Didn't move me much — 4 years ago
On the topic of relationships, I found Before Sunrise and Before Sunset much more relevant and touching.
We Don’t Live Here Anymore did have an interesting quote, by Terry, the wife who is no longer loved by her husband:
[Terry] You say, “You are what you do”? Who really believes that?
I mean, what does that mean?
Does that mean I’m a cook, an errand runner, a fucker, a goddamn cleaning lady?
Because if you, you bastard, lost all discipline and folded up, and turned drunk and got bald and lost everything, I’d love you.
I love you. You, Jack.
In that hypothetical situation, I think Terry would love Jack for the history between them, but if she met that Jack at that moment, for the first time, she wouldn’t look at him twice.
Imagine Terry would ask herself this question, called zero-based thinking:
“Would I have ever gotten started with this project, relationship, career, etc. if I had to do it all over again, knowing what I now know?”
By answering “Yes”, she condemns herself to a future identical to her dreadful present situation: unloved by her husband, ignored, criticized, cheated on.

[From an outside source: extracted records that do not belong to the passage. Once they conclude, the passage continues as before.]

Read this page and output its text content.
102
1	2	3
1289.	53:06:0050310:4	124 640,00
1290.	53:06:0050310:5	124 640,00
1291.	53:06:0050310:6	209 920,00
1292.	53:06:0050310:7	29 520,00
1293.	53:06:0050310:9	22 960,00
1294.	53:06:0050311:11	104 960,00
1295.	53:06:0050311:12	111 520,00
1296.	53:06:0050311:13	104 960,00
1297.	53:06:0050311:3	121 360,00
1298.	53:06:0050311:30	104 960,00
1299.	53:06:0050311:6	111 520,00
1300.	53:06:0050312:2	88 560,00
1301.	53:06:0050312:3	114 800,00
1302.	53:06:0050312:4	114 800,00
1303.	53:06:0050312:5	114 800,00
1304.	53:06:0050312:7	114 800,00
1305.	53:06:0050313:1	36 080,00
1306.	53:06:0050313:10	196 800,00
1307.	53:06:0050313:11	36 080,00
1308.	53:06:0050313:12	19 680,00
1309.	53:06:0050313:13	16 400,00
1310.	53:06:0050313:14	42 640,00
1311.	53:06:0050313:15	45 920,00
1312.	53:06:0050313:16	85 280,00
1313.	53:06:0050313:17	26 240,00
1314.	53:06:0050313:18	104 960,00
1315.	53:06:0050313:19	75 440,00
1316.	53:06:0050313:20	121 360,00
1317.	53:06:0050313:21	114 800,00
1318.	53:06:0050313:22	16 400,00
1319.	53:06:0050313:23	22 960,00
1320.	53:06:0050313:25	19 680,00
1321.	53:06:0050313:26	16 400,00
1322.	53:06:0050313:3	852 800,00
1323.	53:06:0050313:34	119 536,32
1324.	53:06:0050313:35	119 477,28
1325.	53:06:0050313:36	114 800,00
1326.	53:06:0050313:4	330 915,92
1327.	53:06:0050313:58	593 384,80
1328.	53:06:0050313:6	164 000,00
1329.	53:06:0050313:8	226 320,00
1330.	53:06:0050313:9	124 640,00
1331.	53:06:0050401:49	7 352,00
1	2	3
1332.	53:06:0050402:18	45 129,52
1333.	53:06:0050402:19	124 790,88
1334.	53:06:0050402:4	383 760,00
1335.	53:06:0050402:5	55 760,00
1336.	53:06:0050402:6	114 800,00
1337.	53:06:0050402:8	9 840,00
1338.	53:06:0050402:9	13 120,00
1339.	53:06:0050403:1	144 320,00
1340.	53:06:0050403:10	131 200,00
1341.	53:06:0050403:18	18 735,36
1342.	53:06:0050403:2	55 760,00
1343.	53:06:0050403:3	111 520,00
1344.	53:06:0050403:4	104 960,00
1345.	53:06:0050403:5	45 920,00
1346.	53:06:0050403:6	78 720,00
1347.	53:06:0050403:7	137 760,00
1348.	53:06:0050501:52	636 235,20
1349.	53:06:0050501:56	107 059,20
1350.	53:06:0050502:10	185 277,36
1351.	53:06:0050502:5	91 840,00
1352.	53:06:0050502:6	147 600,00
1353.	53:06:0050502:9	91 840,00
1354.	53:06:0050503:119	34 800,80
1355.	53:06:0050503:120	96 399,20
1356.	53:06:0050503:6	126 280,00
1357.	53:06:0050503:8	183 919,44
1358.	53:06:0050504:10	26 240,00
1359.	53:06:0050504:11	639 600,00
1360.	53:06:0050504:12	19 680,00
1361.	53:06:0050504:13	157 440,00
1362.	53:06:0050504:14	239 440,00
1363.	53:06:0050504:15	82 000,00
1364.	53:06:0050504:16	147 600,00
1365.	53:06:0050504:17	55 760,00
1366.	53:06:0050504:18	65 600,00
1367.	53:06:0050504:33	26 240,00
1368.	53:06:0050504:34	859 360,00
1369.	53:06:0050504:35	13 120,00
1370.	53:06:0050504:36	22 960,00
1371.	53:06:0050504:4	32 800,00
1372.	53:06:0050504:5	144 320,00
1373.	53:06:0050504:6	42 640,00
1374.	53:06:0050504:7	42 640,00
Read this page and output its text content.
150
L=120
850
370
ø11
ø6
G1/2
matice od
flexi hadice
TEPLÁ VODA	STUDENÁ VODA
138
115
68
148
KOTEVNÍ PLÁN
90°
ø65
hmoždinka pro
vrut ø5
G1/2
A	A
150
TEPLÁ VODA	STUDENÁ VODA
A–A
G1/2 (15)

But still, she says Yes. Why? Beats me.
Hence, I don’t think that it’s sane to love a person for “who they are” even if they do terrible things. You’d actually love not that person, but a past version of them. “Is this the person I’ve married?” is the question that would arise in such situations, and the answer should be “Judging by their behavior, no.”
Philosophically speaking, we are what we do. To do is to act. The only way to interact with a person (except perhaps brain scans or brainwave manipulations), is through their actions. Any form of communication is an action as well. If one thinks something but acts otherwise, that’s hypocrisy or a mental disorder.
So yes, we are the totality of what we do. A philosophical movie that illustrates that very well, as opposed to the tautological idea that we are what we are, is Total Recall, where one character says:
You are what you do. A man is defined by his actions, not his memory.